Die Opfer der »Geiseldiplomatie« des islamistischen Regimes sind nicht nur im Ausland lebende Oppositionelle mit iranischen Wurzeln, sondern auch Touristen. Johan Floderus, der in der Vergangenheit für die EU im Iran tätig war, reiste im vergangenen Jahr mit einem Touristenvisum in das Land ein.

Ähnlich wie ihm erging es später auch dem Franzosen Louis Arnaud, der im September 2022 verhaftet wurde und wie Floderus im berüchtigten Evin-Gefängnis in Teheran gefangen gehalten wird. Der deutsche Staatsangehörige Jamshid Sharmahd wurde 2020 in Dubai von iranischen Agenten gekidnappt und in den Iran verschleppt. Im Februar wurde Sharmahd von einem »Revolutionsgericht« wegen angeblicher »Korruption auf Erden« zum Tode verurteilt. Das Urteil wurde kurze Zeit später vom obersten Gerichtshof bestätigt; Sharmahd droht die Hinrichtung.
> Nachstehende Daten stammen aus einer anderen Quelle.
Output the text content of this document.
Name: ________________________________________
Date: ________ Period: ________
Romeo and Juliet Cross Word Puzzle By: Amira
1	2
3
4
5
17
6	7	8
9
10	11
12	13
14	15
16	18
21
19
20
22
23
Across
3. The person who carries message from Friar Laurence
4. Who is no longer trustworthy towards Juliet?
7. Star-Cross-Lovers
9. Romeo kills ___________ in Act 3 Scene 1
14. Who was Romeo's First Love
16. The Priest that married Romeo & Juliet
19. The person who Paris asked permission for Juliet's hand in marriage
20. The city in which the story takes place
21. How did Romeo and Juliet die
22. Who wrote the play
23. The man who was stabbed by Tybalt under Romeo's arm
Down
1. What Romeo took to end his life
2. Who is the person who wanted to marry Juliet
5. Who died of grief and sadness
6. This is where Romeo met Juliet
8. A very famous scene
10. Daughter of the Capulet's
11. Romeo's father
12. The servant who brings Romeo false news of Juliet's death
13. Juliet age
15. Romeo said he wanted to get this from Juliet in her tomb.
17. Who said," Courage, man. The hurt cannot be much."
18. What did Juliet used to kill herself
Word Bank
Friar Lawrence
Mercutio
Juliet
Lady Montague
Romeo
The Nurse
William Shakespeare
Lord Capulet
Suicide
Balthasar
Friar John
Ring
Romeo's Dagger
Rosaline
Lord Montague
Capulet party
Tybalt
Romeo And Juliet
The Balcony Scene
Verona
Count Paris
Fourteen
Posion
Noch länger als er sitzt der schwedische Staatsbürger Ahmad Reza Dschalali in der Todeszelle. Ihm wurde ebenfalls »Korruption auf Erden« sowie Spionage für den Erzfeind des Regimes, Israel, vorgeworfen. Dass es das Regime ernst meint, bewies die Hinrichtung des schwedisch-iranischen Oppositionellen Habib Farajollah Chaab Anfang Mai.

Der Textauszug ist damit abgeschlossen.